Concerning the exception phenomenon, it should be maintained that in the Shī‘a rijāl books, the exception phenomenon has been divided into four types: exception of pupils, exception of masters, exception of a specific part of one or some Ḥadīth works of the intended transmitter, or exception of a specific part of the intended concepts. Moreover, there is a consideration for the exception of the transmitter’s corruption time as well. One of the accurate viewpoints held by rijāl scholars is that they do not generalize their stance to and treatment of a weak transmitter to all his works. For instance, if the transmitter has experienced opinion changes during his lifetime, the rijāl scholars do not make a general judgment about all his works; they rather separate the traditions he has transmitted during his steadfast and corrupt periods.
In the light of the types of transmitter roles and exception phenomenon in rijāl science, two results are obtained:
From the viewpoint of rijāl scholars, a weak transmitter can have a ṣaḥīḥ tradition. Ṭūṣī states, “If a tradition does not have any indication of ṣiḥat, we do not accept it, but if it has signs of ṣiḥat, we accept it even if its transmitter is weak” (Ṭūsī, 1403 AH, vol. 1: 151).
A weak transmitter can be authentic in the transmitting of works.
Therefore, since some traditions of weak transmitters enjoyed indications of ṣiḥat and were deemed as obligatory to be put into practice, they found their way into our tradition collections, and other traditions that did not have any indication of ṣiḥat were not included in these books.

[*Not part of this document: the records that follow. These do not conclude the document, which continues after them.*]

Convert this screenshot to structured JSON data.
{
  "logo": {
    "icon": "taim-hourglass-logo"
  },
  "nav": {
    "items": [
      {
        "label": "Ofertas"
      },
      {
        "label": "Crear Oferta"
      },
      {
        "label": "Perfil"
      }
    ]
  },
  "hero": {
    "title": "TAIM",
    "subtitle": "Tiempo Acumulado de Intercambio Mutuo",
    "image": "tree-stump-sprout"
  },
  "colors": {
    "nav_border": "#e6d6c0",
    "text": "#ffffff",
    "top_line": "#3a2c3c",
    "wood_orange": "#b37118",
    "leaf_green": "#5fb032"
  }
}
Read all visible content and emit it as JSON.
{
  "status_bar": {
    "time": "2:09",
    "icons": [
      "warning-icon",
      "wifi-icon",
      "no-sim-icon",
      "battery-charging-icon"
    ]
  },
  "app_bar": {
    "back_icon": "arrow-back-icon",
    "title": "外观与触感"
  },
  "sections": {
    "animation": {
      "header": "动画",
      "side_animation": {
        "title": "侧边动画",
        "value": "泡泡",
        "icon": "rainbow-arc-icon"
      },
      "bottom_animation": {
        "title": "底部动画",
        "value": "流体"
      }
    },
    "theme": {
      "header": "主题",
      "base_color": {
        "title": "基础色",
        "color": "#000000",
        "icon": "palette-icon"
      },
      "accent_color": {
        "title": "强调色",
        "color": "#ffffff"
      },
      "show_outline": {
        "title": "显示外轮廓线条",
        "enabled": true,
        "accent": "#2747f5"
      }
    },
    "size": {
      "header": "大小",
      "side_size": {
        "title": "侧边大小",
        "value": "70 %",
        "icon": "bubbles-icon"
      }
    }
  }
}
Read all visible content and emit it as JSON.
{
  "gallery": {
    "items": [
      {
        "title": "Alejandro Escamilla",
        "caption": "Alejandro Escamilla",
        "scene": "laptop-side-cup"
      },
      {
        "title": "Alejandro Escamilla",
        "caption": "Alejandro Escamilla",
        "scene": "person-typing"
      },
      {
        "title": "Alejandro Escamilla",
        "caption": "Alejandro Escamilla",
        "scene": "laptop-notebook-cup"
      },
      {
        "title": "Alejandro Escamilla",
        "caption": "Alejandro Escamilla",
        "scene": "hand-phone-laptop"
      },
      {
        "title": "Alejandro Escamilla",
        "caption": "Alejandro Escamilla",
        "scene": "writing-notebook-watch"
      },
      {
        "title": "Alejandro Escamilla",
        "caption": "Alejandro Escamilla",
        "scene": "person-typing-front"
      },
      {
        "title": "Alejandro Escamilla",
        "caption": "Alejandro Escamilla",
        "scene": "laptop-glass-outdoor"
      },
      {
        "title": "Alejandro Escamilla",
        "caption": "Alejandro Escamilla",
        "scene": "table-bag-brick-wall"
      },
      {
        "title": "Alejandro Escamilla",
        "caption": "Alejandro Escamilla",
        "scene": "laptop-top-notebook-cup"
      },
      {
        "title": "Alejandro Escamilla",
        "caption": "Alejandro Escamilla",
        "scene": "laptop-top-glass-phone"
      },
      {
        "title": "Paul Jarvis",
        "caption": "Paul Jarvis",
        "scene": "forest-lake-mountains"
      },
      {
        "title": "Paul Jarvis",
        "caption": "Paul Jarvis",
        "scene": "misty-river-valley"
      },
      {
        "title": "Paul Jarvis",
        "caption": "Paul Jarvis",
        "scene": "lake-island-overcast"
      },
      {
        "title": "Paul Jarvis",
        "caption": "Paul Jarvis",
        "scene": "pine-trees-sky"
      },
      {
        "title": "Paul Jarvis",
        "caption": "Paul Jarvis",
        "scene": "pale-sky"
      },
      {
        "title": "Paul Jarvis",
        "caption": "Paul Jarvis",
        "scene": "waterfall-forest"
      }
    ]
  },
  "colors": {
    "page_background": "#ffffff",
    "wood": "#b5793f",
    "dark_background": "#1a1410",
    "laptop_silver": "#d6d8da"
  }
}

Thus, it is possible for a transmitter to be weak but whose traditions be deemed as valid. This issue conflicts with the concept of weakness, which means abandoning traditions.
The existence of a weak transmitter in valid sources demonstrates that the transmitter weakness does not mean abandoning and rejecting his traditions in an absolute manner. Thus, in order to attain a true understanding of the concept of weakness in the five rijāl books of the Shī‘a, we addressed the reason for the existence of traditions of weak transmitters in Ḥadīth collections. The results indicated that since some traditions of weak transmitters enjoyed ṣiḥat indications that made putting them into practice as obligatory, they have found their way into our tradition collections, and other traditions that were void of ṣiḥat indications were not included in those collections. Therefore, it is possible for a transmitter to be weak but whose traditions be valid. This view is different from taking weakness as meaning a sufficient reason to reject a weak transmitters’ traditions. In fact, the weakness of the transmitter is kullī mushakkik and it is strongable and vulnerable.